What do you say to a person lying flat on his back in a hospital in Baghdad after getting hit by a roadside bomb? I was reporting for NPR when I first met Corporal William Congleton in the Green Zone hospital. He was wondering whether he’d have to lose a leg. Or two.
I told him he looked great (that sounds really cheerleadery, but it was true), and I told him it seemed he was in good hands. He told me what happened — he said he never blacked out, and it all seemed pretty vivid in his mind. Then I asked him where he was from. (You have to get this basic info, trite as it seems at the time.) He said Oregon, and listening back to the tape from that interview I can hear the sort of silly delight of connection in my voice. “Me too!” I said. “Whereabouts?”
That was four years ago. I wonder what happened to many people I met in Iraq, and he always stayed in my mind as someone I could actually find again. So last week I did.

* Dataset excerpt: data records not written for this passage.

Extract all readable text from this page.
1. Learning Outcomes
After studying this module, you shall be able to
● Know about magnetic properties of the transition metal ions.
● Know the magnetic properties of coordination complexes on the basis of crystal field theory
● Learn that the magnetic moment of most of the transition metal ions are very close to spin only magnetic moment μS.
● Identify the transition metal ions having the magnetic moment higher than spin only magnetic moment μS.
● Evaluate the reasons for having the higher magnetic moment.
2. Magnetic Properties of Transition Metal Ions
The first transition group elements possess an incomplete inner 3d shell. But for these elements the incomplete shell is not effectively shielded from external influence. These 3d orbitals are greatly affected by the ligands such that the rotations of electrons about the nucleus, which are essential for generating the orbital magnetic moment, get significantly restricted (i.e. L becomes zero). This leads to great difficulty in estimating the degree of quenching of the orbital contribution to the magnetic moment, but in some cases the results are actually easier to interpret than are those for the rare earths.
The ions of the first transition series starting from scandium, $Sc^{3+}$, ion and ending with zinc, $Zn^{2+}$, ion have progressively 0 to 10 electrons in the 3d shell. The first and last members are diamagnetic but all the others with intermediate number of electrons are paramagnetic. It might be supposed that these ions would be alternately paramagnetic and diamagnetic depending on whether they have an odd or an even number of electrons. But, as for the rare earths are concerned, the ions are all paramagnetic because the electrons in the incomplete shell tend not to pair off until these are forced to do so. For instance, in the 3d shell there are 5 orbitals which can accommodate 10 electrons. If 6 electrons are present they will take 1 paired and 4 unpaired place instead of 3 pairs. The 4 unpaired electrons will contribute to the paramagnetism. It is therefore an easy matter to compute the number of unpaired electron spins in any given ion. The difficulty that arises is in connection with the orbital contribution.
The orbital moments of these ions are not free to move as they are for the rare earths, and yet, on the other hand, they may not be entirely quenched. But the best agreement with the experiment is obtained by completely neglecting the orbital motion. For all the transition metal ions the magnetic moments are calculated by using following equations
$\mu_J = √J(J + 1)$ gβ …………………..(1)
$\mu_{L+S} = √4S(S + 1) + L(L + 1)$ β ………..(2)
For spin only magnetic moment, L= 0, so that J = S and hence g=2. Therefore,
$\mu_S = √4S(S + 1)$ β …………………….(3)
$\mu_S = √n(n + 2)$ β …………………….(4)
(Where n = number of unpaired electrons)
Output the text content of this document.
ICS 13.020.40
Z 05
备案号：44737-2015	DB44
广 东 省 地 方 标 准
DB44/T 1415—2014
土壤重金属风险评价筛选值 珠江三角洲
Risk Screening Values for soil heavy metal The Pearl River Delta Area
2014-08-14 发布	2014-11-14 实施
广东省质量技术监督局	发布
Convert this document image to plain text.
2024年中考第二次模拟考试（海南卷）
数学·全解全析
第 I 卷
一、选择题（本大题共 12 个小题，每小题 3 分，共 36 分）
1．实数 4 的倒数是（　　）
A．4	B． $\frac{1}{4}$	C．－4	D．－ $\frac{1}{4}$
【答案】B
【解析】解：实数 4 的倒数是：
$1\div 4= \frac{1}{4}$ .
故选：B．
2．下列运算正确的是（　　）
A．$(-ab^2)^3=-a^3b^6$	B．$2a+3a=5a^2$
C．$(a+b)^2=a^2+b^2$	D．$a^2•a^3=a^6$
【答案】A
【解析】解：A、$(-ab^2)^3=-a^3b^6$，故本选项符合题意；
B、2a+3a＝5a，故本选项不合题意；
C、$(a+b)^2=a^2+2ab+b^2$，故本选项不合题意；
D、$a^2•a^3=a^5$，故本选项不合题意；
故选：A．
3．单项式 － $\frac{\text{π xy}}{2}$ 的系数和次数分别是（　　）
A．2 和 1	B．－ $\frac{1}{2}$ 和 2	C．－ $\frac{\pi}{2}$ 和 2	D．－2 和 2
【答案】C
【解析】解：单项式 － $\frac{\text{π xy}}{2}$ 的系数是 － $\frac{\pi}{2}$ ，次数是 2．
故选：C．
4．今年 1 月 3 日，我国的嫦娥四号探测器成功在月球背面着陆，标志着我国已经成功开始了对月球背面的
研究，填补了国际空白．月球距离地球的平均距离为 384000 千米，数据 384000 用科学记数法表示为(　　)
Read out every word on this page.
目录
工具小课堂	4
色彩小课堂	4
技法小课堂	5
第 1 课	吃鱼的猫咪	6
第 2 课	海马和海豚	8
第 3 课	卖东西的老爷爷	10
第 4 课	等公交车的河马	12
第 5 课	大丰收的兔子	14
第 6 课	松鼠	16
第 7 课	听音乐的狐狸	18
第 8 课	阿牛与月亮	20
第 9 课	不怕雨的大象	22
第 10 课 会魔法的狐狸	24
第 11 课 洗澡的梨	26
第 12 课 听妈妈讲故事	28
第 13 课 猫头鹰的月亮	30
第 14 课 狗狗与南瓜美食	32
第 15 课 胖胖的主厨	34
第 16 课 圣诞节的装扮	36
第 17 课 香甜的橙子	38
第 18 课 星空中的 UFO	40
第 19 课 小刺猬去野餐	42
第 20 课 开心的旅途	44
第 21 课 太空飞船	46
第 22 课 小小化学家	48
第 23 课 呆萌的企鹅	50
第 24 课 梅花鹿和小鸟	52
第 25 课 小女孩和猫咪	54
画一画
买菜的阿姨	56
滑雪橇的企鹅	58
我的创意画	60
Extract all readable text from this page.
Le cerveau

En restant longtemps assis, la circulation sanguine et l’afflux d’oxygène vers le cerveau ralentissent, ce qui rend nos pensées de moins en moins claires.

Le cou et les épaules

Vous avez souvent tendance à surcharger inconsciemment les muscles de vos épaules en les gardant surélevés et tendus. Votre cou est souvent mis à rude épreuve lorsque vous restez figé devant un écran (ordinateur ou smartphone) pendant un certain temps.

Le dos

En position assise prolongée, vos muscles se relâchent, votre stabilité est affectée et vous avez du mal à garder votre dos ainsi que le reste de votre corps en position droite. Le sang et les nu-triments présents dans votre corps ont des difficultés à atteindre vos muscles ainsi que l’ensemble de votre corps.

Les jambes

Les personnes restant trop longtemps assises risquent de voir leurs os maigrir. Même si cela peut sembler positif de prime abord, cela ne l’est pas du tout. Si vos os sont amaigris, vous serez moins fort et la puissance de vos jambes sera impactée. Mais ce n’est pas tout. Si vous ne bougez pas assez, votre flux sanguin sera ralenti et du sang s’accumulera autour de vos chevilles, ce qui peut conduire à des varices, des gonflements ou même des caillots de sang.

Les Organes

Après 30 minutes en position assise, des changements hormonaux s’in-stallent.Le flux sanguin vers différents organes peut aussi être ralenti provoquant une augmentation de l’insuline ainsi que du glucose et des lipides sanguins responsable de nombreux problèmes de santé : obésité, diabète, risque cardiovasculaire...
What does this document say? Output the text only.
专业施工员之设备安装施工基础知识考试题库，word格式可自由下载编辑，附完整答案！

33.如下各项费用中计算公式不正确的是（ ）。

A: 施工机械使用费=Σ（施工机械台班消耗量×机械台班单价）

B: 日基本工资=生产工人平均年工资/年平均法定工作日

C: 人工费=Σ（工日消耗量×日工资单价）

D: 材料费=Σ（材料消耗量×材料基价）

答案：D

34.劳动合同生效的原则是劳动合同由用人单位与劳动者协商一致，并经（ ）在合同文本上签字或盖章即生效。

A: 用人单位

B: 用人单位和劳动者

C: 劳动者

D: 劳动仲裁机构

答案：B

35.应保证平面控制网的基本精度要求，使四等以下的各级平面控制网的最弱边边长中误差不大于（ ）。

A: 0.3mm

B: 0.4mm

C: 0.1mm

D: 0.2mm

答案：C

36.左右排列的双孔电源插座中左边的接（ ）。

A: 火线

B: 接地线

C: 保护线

William Congleton will join us to tell us more about that day that changed his life in Iraq and what has happened since. He has been through a lot of physical and emotional pain, he got married (choosing the day his convoy was hit as his wedding date), and he lost one foot after working to avoid any amputations.
We’ll hear also from Mandy Martin, another Oregon vet who came back from a year of service: not physically injured, but a whole new person her family didn’t recognize… or like very much.
It’s an hour about remembering, recovery, and reintegration.